DAVA : Davacı, feshin geçersizliğine ve işe iadesine karar verilmesini istemiştir.

Yerel mahkeme, isteği kısmen hüküm altına almıştır.

Hüküm süresi içinde davalı Sağlık Bakanlığı tarafından temyiz edilmiş olmakla dosya incelendi, gereği konuşulup düşünüldü:

KARAR : Davacı işçi, iş sözleşmesinin geçerli neden olmadan işverence feshedildiğini ileri sürerek feshin geçersizliğine ve işe iadesine karar verilmesini, işe başlatılmama halinde ödenmesi gereken tazminat ile boşta geçen süre ücretinin belirlenmesini istemiştir.

Davalı Sağlık Bakanlığı vekili, davacının temizlik işlerini üstlenen diğer davalı şirketin işçisi olduğunu, iş sözleşmesinin devamsızlık nedeniyle haklı olarak feshedildiğini belirterek davanın reddine karar verilmesi gerektiğini savunmuştur.

Davalı şirket vekili, davacının 21.5.2006-15.7.2006 tarihleri arasında izinsiz ve mazeretsiz olarak işe gelmemesi nedeniyle işe sözleşmesinin haklı nedenle feshedildiğini belirterek davanın reddine karar verilmesi gerektiğini savunmuştur.

Mahkemece davacının davalı Sağlık Bakanlığına ait temizlik işlerini üstlenen alt işveren davalı şirketin işçisi olarak çalıştığı, davacının 21.5.2006 tarihinde işe gelmemesi üzerine iş sözleşmesinin o tarihte feshedilmediği, davacının bu tarihten sonra işe gelmediğinin ve verilen görevi yerine getirmediğinin kanıtlanmadığı gerekçesi ile davanın kabulüne karar verilmiştir.

Dosya içeriğine göre davalılar arasında asıl işveren-alt işveren ilişkisi bulunduğunun kabulü ve feshin geçerli nedene dayanmadığı sonucuna varılmış olması isabetlidir.
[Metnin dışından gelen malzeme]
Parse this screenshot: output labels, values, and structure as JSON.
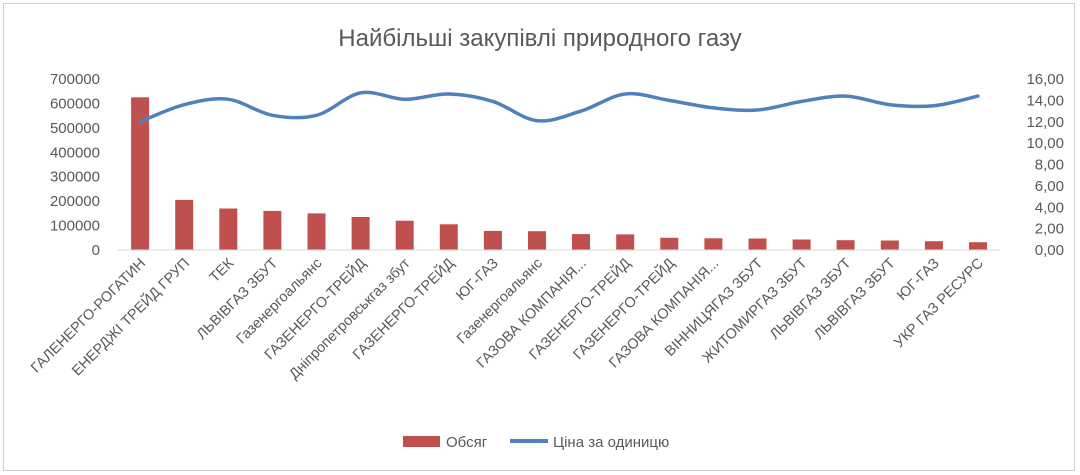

Ancak, aralarında asıl işveren-alt işveren ilişkisi bulunan davalıların davacının çalıştırılmadığı en çok dört aylık süreye ilişkin ücret ve diğer haklardan müştereken ve müteselsilen sorumluluklarına karar verilmiş olmasına rağmen, işe başlatmama tazminatından davalıların ne şekilde sorumlu olduklarının belirtilmemiş olması hatalıdır. İşe başlatmama tazminatından da boşta geçen süre ücreti gibi davalıların müştereken ve müteselsilen sorumlu tutulması gerekirdi.

Belirtilen nedenlerle, 4857 sayılı İş Kanunun 20. maddesinin 3.fıkrası uyarınca, hükmün bozulmak suretiyle ortadan kaldırılması ve aşağıdaki gibi karar verilmesi gerekmiştir.

SONUÇ : Yukarıda belirtilen nedenlerle;

1- Kocaeli 2.İş Mahkemesinin 28.11.2006 gün ve 581-825 sayılı kararının bozularak ortadan kaldırılmasına,

2- İşverence yapılan feshin geçersizliğine ve davacının davalı Tolga İnşaat Ltd.Şti.'ne ait işyerindeki işine iadesine,

3- Davacının yasal sürede işe başvurmasına rağmen, işverenin süresi içinde işe başlatmaması halinde davalılar tarafından müştereken ve müteselsilen ödenmesi gereken tazminat miktarının fesih nedeni ve kıdemi dikkate alınarak 4 aylık ücreti olarak belirlenmesine,

4- Davacının işe iade için işverene süresi içinde başvurması halinde hak kazanılacak olan ve kararın kesinleşmesine kadar en çok dört aylık ücret ve diğer haklarının davalılardan müştereken ve müteselsilen davacıya ödenmesi gerektiğinin belirlenmesine,

Davacının işe başlatılması halinde varsa ödenen ihbar ve kıdem tazminatının bu alacaktan mahsubuna,

5- Harç peşin alındığından yeniden alınmasına yer olmadığına,

6- Davacı vekille temsil edildiğinden, karar tarihinde yürürlükte olan tarifeye göre 450.YTL vekalet ücretinin davalılardan alınıp davacıya verilmesine,

7- Davacı tarafından yapılan ( 43.60 ) YTL yargılama giderinin davalılardan alınıp davacıya verilmesine, davalının yaptığı yargılama giderinin üzerinde bırakılmasına,

8- Peşin alınan temyiz harcının istek halinde ilgiliye iadesine, kesin olarak oybirliğiyle, 14.05.2007 tarihinde karar verildi.